In dem gestohlenen Portemonnaie bewahrte der Kläger neben der EC-Karte u. a. einen kleinen, handgeschriebenen Zettel auf, auf welchem er diverse Telefonnummern sowie die für die EC-Karte ausgegebene vierstellige Geheimzahl (PIN) in verschlüsselter Form niedergeschriebenen hatte. Seine PIN hatte er jedoch in Primzahlen zerlegt und die Zahlen 2, 7 und 317 zusammenhängend und ohne Bezug als "27317" auf den Zettel  notiert.

Der Kläger forderte nun von der beklagten Bank Erstattung der zu Unrecht abgebuchten Beträge. Seiner Auffassung nach sei es unmöglich gewesen, dass die Diebe in der kurzen Zeit seine PIN hätten entschlüsseln können. Vielmehr spreche das Verhalten für den Einsatz einer Technik, mit der es gelänge, den Abhebevorgang auch ohne Kenntnis der PIN durchzuführen.

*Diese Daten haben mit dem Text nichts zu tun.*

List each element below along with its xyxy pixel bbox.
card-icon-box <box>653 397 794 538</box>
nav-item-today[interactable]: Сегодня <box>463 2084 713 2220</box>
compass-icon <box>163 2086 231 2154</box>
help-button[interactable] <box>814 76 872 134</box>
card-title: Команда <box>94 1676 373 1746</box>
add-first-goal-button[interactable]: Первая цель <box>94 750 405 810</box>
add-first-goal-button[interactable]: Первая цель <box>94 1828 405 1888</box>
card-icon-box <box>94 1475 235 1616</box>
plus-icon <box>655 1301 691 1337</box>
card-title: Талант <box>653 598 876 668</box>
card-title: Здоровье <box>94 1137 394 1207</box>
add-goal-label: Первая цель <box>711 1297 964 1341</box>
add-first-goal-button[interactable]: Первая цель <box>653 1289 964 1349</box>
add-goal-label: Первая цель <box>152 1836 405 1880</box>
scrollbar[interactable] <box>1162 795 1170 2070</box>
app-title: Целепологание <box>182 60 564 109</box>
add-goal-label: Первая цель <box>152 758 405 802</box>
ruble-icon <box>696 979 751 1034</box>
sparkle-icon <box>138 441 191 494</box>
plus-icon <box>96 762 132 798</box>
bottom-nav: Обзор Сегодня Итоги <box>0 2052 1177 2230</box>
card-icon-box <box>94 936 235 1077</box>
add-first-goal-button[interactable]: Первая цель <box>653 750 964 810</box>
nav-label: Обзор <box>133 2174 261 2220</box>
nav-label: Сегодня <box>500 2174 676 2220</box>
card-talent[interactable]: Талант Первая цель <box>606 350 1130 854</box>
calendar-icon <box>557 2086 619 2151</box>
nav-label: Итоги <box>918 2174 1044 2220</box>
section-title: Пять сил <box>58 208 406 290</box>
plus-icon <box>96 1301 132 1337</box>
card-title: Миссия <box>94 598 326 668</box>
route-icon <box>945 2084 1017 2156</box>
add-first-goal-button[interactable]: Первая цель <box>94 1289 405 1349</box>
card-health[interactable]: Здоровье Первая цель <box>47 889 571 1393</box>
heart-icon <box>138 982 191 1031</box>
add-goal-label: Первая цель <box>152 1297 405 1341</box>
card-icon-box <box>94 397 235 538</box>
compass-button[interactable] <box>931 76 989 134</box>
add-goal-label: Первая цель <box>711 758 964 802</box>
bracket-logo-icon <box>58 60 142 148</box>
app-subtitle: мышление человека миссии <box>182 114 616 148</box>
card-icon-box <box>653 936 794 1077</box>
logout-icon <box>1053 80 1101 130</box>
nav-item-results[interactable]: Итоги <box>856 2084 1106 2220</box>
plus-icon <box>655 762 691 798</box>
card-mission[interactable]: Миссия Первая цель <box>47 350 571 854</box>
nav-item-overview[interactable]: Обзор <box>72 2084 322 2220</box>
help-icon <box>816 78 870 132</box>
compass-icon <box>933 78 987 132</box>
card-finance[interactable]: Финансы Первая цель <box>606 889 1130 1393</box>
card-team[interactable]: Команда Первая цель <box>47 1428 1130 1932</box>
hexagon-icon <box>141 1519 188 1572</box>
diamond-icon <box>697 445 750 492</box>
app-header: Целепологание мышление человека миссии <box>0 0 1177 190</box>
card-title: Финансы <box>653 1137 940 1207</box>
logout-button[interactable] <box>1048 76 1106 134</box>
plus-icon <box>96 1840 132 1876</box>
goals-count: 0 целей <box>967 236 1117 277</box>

Das Gericht gab der Klage iHv 861,00 € statt. Der Kläger habe aufgrund der ohne seine Autorisierung erfolgten Abhebungen einen verschuldensunabhängigen Anspruch auf Erstattung des abgebuchten Betrages in voller Höhe gegen seine kontoführende Bank. Allerdings sei ein Betrag von 150,00 € abzuziehen, da die Bank auf Grund der Verwendung eines dem Kläger gestohlenen "Zahlungsauthentifizierungsinstruments" (EC-Karte) in dieser Höhe einen verschuldensunabhängigen Schadensersatzanspruch gegen den Kläger habe. Einen darüber hinausgehenden Anspruche habe die Bank hingegen nicht, da der Kläger weder vorsätzlich noch grob fahrlässig gehandelt habe.

Der Anscheinsbeweis, dass der Kläger seine PIN auf seiner EC-Karte vermerkt oder sie zusammen mit dieser verwahrt habe, greife vorliegend nicht. Die Annahme des Anscheinsbeweises setze voraus, dass der Missbrauch unter Verwendung der Originalkarte und der zutreffenden Geheimzahl erfolgt sei. Die verschlüsselte Aufbewahrung der PIN im Portemonnaie zusammen mit der Zahlungskarte stelle keine grob fahrlässige Verletzung der Pflichten des Klägers dar. Nach ganz herrschender Meinung dürfe die PIN verschlüsselt auch gemeinsam mit der Karte vorgehalten werden, soweit die Verschlüsselung ausreichend komplex sei, um eine Kenntniserlangung Dritter nach menschlichem Ermessen auszuschließen. Dies sei vorliegend der Fall gewesen.